Gandahar was the final feature film directed by animator René Laloux, and for many it did not live up to his most famous work, the seventies effort Fantastic Planet which had become such a hit with counterculture audiences. In fact, this was a rather more conventional good versus evil tale with the citizens of Jasper putting their faith in Sylvain when their usual lines of defence and surveillance fall by the wayside. Based on a story by Jean-Pierre Andrevon, it had that peculiarly Gallic flavour particular to their science fiction, so Star Wars this was not.

There's actually a more surreal quality to the film that carries it through a plotline that doesn't entirely make sense for some of the time. Mainly this is down to the character design - and the fact that most of the female characters are topless throughout prompts one to wonder if this was intended for adults, or if the French aren't as bothered about this sort of thing as other countries are; it's not sexually expliict, anyway (although lovemaking is implied in one scene). Sylvain is a pretty conventional hero for the most part, but the bizarre design of those around him is worth seeing.

This hero ends up being taken down on his flying creature by two monstrous birds and crashlanding, where he is found by a band of mutants. This is the first sign that Gandahar is not the paradise we might have regarded it as, because the mutants are forced to live underground having been banished from polite society, but they don't seem to bear a grudge against Sylvain personally, he wasn't to know after all. One of the mutants guides him to an area of metal man activity, and wouldn't you know it he ends up getting zapped and turned to stone.
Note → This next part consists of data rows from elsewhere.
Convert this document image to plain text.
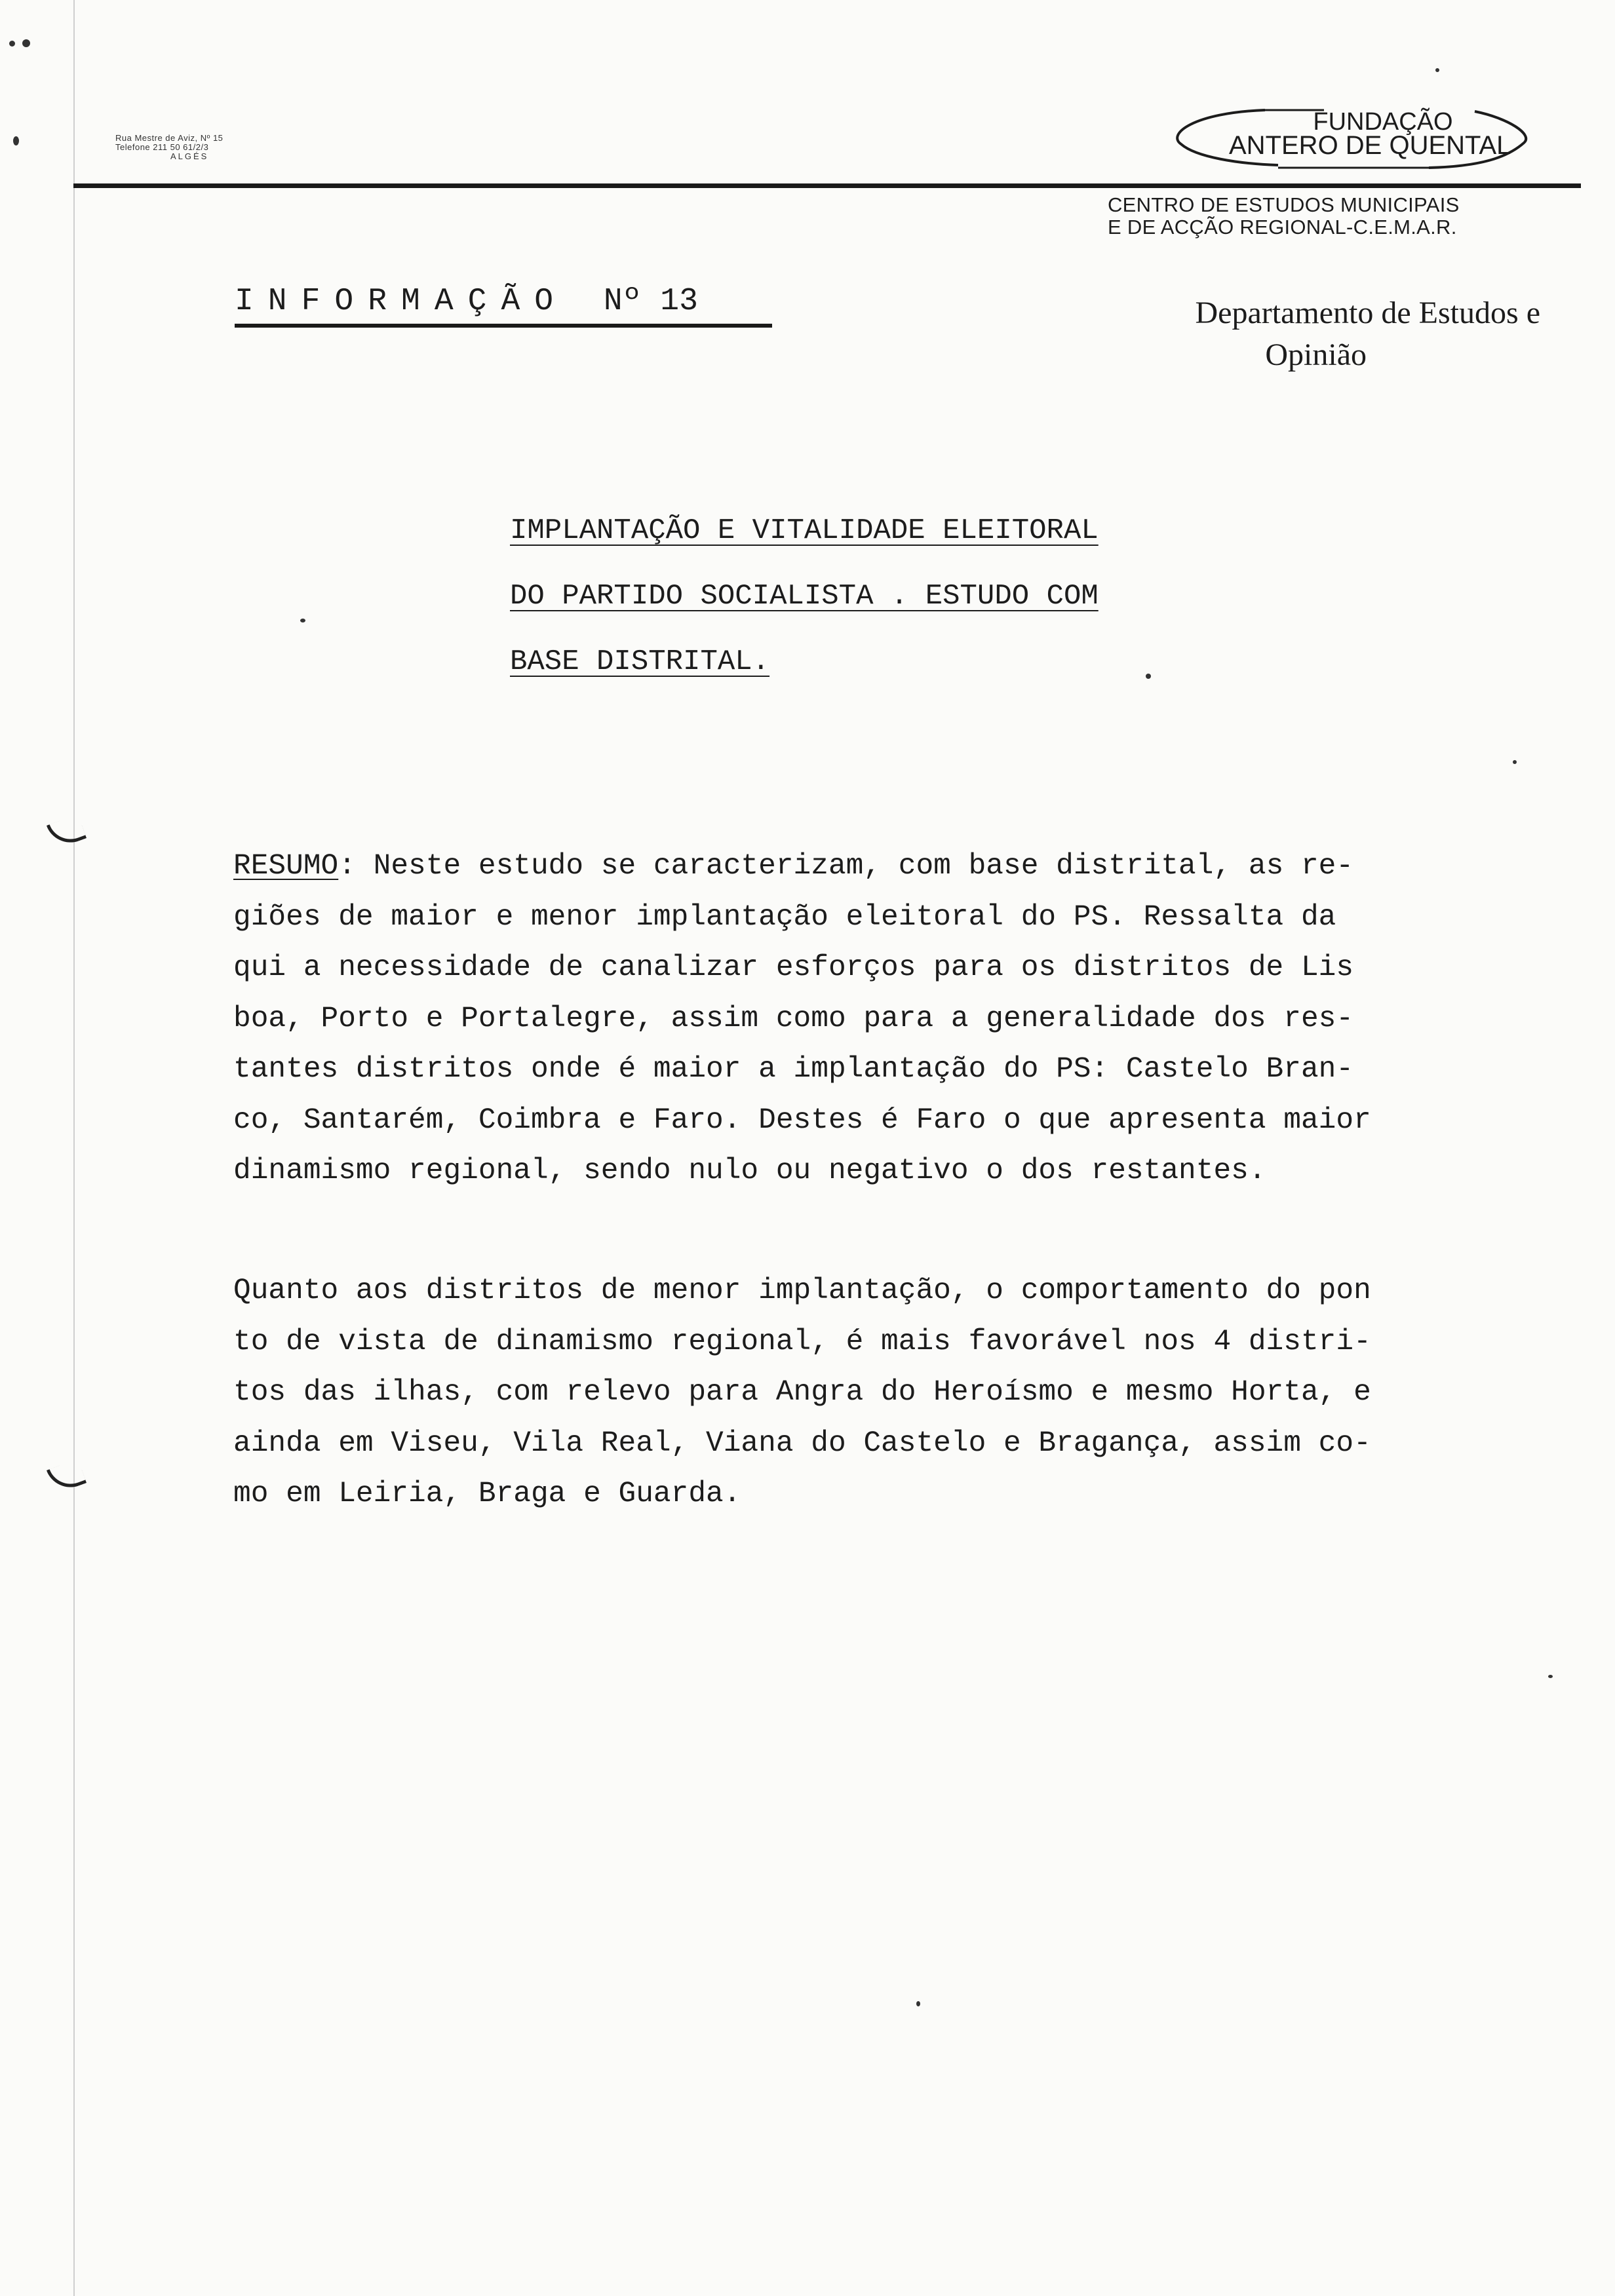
Rua Mestre de Aviz, Nº 15
Telefone 211 50 61/2/3
ALGÉS
FUNDAÇÃO
ANTERO DE QUENTAL
CENTRO DE ESTUDOS MUNICIPAIS
E DE ACÇÃO REGIONAL-C.E.M.A.R.
INFORMAÇÃO Nº 13	Departamento de Estudos e
Opinião
IMPLANTAÇÃO E VITALIDADE ELEITORAL
DO PARTIDO SOCIALISTA . ESTUDO COM
BASE DISTRITAL.
RESUMO: Neste estudo se caracterizam, com base distrital, as re-
giões de maior e menor implantação eleitoral do PS. Ressalta da
qui a necessidade de canalizar esforços para os distritos de Lis
boa, Porto e Portalegre, assim como para a generalidade dos res-
tantes distritos onde é maior a implantação do PS: Castelo Bran-
co, Santarém, Coimbra e Faro. Destes é Faro o que apresenta maior
dinamismo regional, sendo nulo ou negativo o dos restantes.
Quanto aos distritos de menor implantação, o comportamento do pon
to de vista de dinamismo regional, é mais favorável nos 4 distri-
tos das ilhas, com relevo para Angra do Heroísmo e mesmo Horta, e
ainda em Viseu, Vila Real, Viana do Castelo e Bragança, assim co-
mo em Leiria, Braga e Guarda.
Looks like this will be a short film, then, but there is more to it than that, as we find out. From a gun that shoots seeds which in turn sprout thorns to destroy their target to a giant superbrain that appears to be controlling the metal men without quite grasping the significance of what it is carrying out, Gandahar is not short of inspiration, but the time travel that emerges in the final third only proves to be an unnecessary development, especially as Sylvain needlessly agrees to be placed in suspended animation so he can wait to tackle the superbrain a thousand years in the future when it will be more evil, but on the other hand this adds to the bizarre elements that make up the bulk of the film. It does have a happy ending of sorts, but the whole bad times just around the corner aspect speaks of pessimism; intriguing, though. Music by Gabriel Yared.